The thought of the MOM being vandalized in this manner depresses me beyond words. You see, I can scarcely describe the subdued, delicious shiver of revelation I experience when I linger alone among the collections. I love the orderliness of the objects in their cases of glass and polished mahogany and the manifest reassu
rance they provide of our slow and painful rise from brutishness to civilization. I stand enchanted when, say, the light pools in a certain way on the ebony smoothness of the great Haida raven. I very nearly start each time, which is daily, I confront among the African Collections the reliquary guardian figures carved from blackened wood. I perfectly understand that what’s represented here, of course, is a construction, in most cases a reconstruction, of our artfulness. (I have often thought the public would appreciate all this more if they could go into the various workshops to watch, as I have, conservators piecing back together the fragments of a black steatite rhyton more than three millennia old. It is like seeing the shattered past lovingly restored to something whole.) But reconstruction or not, everywhere I look in this sacred place I see a beauty that brims. And in this art I see and sense something deeper: that the spontaneous, gratuitous, and infinitely delighting human impulse to create beauty is nothing less than proof of our divinity. We are creators as well as creatures.

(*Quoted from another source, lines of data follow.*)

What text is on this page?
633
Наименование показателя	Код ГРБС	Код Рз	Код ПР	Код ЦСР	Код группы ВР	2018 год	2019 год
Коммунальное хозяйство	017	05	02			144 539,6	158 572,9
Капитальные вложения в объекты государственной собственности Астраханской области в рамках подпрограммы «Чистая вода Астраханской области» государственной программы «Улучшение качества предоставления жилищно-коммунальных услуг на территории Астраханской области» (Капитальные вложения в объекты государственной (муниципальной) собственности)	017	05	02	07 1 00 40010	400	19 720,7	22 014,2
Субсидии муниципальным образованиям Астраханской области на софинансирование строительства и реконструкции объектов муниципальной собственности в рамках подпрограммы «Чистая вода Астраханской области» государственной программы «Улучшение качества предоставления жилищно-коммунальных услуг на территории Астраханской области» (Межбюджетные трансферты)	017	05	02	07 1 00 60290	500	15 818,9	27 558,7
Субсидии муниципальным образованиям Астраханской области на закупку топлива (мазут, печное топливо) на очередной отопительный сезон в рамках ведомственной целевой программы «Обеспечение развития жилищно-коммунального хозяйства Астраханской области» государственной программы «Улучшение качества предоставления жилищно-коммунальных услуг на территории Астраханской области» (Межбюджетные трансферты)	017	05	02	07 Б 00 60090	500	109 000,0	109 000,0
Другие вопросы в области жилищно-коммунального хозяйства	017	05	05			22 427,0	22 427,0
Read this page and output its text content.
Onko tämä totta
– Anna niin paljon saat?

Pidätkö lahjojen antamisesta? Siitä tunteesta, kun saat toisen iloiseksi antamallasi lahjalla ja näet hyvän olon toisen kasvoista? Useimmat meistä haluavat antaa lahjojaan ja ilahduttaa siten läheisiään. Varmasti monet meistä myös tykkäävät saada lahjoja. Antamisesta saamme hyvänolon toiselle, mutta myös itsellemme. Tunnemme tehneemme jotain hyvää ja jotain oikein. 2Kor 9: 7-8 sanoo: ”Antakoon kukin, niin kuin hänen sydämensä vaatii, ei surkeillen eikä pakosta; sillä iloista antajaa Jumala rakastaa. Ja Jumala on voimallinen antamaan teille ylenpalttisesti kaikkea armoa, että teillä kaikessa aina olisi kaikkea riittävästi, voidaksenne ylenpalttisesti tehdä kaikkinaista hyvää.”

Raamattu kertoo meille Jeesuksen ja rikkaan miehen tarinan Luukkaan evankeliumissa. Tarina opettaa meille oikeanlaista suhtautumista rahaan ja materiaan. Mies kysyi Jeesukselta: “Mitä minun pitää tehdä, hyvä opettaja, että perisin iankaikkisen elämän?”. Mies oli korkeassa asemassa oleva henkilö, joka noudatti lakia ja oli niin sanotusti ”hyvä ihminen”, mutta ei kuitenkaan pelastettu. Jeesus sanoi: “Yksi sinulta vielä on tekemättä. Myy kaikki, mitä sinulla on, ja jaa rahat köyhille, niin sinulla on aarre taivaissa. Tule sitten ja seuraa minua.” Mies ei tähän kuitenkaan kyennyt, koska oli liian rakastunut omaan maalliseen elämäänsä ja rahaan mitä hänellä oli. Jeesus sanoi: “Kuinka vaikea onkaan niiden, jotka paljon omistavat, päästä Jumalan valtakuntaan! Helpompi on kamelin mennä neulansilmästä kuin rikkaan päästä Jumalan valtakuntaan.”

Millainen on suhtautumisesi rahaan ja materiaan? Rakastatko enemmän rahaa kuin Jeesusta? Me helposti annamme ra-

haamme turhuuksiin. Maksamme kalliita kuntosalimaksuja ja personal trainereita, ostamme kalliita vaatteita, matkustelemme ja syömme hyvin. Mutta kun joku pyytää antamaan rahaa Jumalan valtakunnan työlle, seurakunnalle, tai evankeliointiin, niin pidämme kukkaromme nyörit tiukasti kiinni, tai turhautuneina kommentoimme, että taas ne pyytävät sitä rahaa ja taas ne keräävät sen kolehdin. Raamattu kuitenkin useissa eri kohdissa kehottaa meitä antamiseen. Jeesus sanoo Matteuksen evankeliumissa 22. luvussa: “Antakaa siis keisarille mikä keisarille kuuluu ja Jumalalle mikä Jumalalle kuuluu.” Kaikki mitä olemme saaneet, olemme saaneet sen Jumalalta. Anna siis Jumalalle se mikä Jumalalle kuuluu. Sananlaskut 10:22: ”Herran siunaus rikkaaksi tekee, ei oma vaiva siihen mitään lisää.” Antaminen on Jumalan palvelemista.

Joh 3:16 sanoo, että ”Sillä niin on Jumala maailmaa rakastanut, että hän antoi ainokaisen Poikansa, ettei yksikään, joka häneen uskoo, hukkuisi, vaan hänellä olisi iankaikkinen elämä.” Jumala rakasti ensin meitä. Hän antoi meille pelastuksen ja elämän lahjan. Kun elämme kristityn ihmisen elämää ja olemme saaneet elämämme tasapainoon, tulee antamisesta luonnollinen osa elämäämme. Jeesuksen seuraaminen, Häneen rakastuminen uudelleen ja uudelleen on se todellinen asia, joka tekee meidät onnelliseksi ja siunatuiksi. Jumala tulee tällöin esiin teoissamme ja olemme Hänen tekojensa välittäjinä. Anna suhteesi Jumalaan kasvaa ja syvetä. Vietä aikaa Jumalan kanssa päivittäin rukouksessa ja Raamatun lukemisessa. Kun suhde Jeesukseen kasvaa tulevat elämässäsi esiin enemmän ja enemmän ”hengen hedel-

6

I know, of course, that such sentiments would not go over very well with the administrators at an administrative hearing, replete with architects and their blueprints, gathered to consider a “reorganization plan to meet staffing requirements.” These are, with a few exceptions, people who cannot see the forest for the trees, who cannot even see the trees. Which reminds me, I must get to work on the history of the MOM before, like so much else, it is gone.